(AFP) - European leaders from both sides of the defunct Iron Curtain Friday marked the expansion of the Schengen passport-free travel zone to nine mostly ex-communist states, saying it was one more step to ending old divides.
"Today, along with the elimination of internal border controls, the citizens of nine European countries have lost their last reason to say,'I'm going to Europe' when leaving home to visit Paris, Rome or Lisbon," said Toomas Hendrik Ilves , president of Estonia, which was ruled by the Soviet Union for five decades after World War II.
"We are at home, our common European home," he said during a ceremony at the port of Tallinn.
European Commission President Jose Manuel Barroso said the expansion of the passport-free zone was "symbolic because it was almost unthinkable what we are living today, some years ago", before the fall of the Iron Curtain.
"Sometimes we use the word historic too easily, but this is indeed an historic moment," he said.
Barroso noted that no border checks mean not only freer travel for people, but also for goods.
"Less time means less costs, means our economies can become more competitive," he said.
Prime Minister Matti Vanhanen of Finland, who arrived by ferry from Helsinki for the ceremony, told AFP the the zone's expansion "unites the union in a genuine way".
Border controls were abolished at midnight Friday as eastern Europe's Czech Republic, Estonia, Hungary, Latvia, Lithuania, Poland, Slovakia and Slovenia, as well as the Mediterranean island of Malta, joined 15 nations, including Finland, already in the Schengen Treaty.

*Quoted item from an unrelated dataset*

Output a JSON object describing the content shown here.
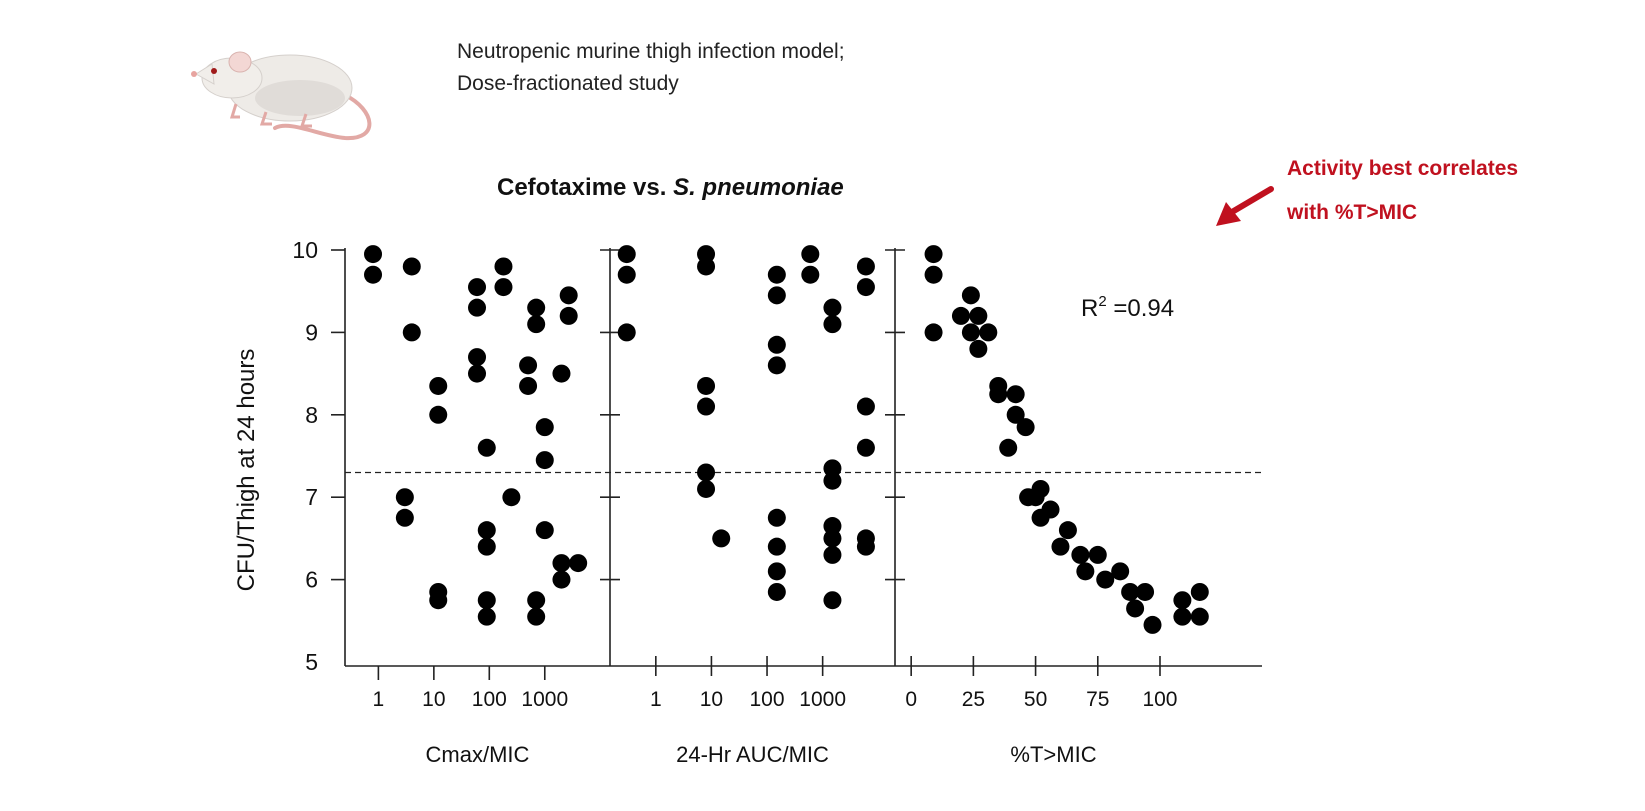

Estonian authorities decked the Tallinn port arrivals hall with the slogan: "No more passports. Just pass the port."
Estonia, which regained its independence from the crumbling Soviet bloc in 1991, was one of the eight ex-communist countries that joined the EU in 2004, giving its citizens visa-free access to western Europe.
Schengen is a bonus, because Estonia's 1.3 million inhabitants, like those of the other newcomer states, can now travel from the Arctic Circle in Norway to Portugal without showing a passport, although airport checks will remain in place until March.
"This is a great day for Estonia, and also for eastern Europeans, because the division of Europe is over," Estonian Interior Minister Juri Pihl told AFP.
The huge expansion means that the population of the free-movement zone has reached 400 million.
Elsewhere in Europe, other leaders hailed the zone's enlargement.
"This is an historic moment for which we have been waiting for a long time," German Chancellor Angela Merkel said in the small town of Zittau on the German-Polish-Czech border.
"Those of us who are a little older know that such freedom is not something we could take for granted," said Merkel, who grew up behind the Iron Curtain in the former East Germany.
"This is one further step towards European integration," said Polish Prime Minister Donald Tusk, whose country's 646-kilometre border with Germany is one of the most bitterly contested in Europe's history.
Slovenia's foreign minister meanwhile said his country's entry into the passport-free zone had ended any animosity with neighbouring Austria.
"At the border we will have a friend, not an enemy," Dmitrij Rupel said during a ceremony at a tunnel on a highway, marking the border between Slovenia and Austria.
"The lifting of barriers is a further meaningful step towards rapprochement and mutual trust," Austrian Foreign Minister Ursula Plassnik said, noting that it came barely 20 years after the fall of the Iron Curtain.
The Schengen expansion has taken years of preparation and the European Union estimates that about one billion euros (1.4 billion dollars) has been spent on improving security on the zone's new outer frontiers.
Security services in some of the old Schengen states, notably Germany and Austria, have warned that the lifting of border controls could trigger a crime wave.
But European Commissioner Franco Frattini , who is responsible for security issues, downplayed the worries, noting that police cooperation has been strengthened to allow cross-border surveillance and pursuit of suspects over frontiers.